Michael Saylor’s recent comments that MicroStrategy could sell Bitcoin to fund dividends have ignited debate within the crypto community over the company’s treasury model. Saylor described a strategy in which the firm buys Bitcoin with credit, allows it to appreciate, and sells a portion to pay dividends tied to preferred securities including STRC.
During MicroStrategy’s Q1 2026 earnings cycle, Saylor stated the company would “probably sell some Bitcoin” to fund a dividend and “inoculate the market” to “send a message.” According to the source, MicroStrategy currently holds 818,334 BTC and faces approximately US$1.5 billion in annual dividend obligations tied to preferred securities.
This approach represents a shift from Saylor’s prior public messaging. The source notes that Saylor previously incentivized followers to never sell Bitcoin and posted on social media that people should buy more BTC than they sell.

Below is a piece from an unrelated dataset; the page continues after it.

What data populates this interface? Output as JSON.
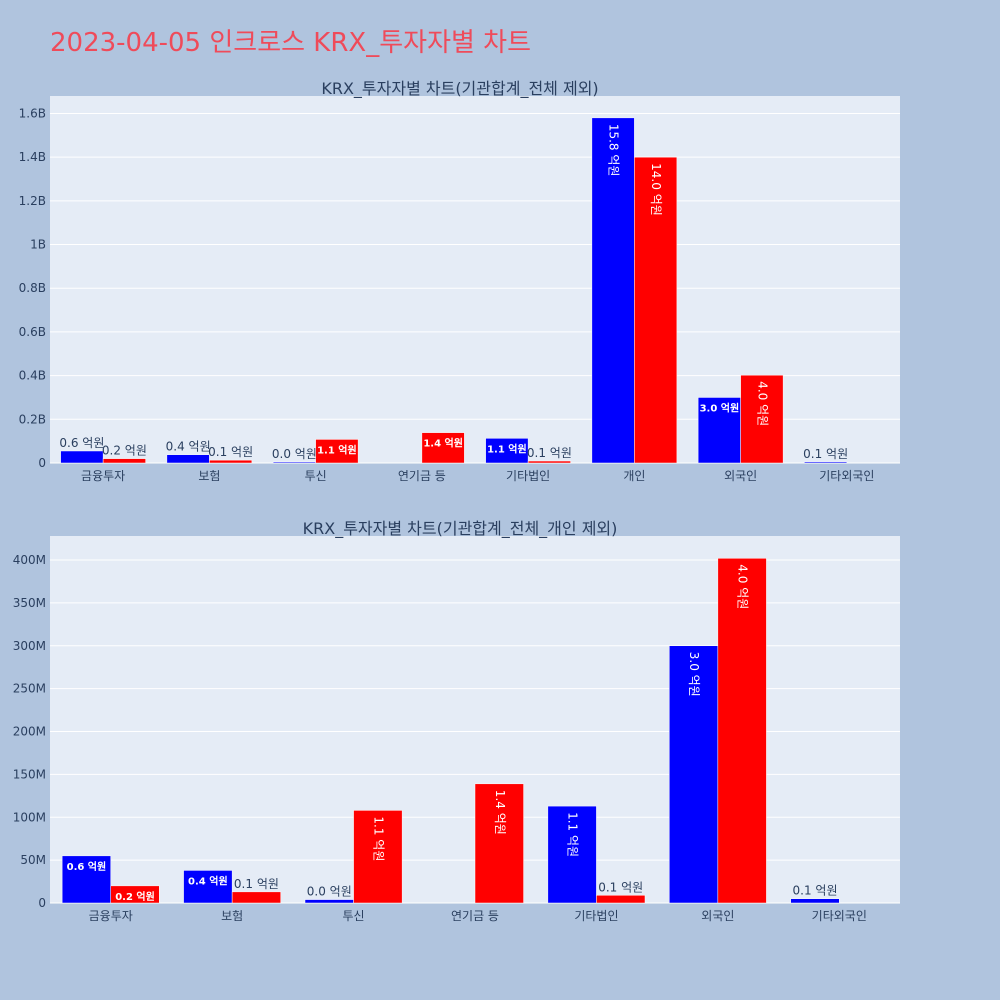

Bitcoin advocate Samson Mow, CEO of JAN3, defended the option as necessary operational flexibility. “Public markets are war,” Mow stated, arguing that public companies cannot operate as if they have only one funding path.
Mow contended that if Bitcoin can cover dividends, it logically follows that selling Bitcoin to cover those obligations is a valid use. He argued that preserving the option to sell gives MicroStrategy room to protect shareholders, fund obligations, and avoid being constrained by short sellers or market critics.
Mow characterized the “never sell” messaging as “a rule of thumb, not a blood oath,” emphasizing that Bitcoin should be used “for important things,” including dividend obligations to shareholders.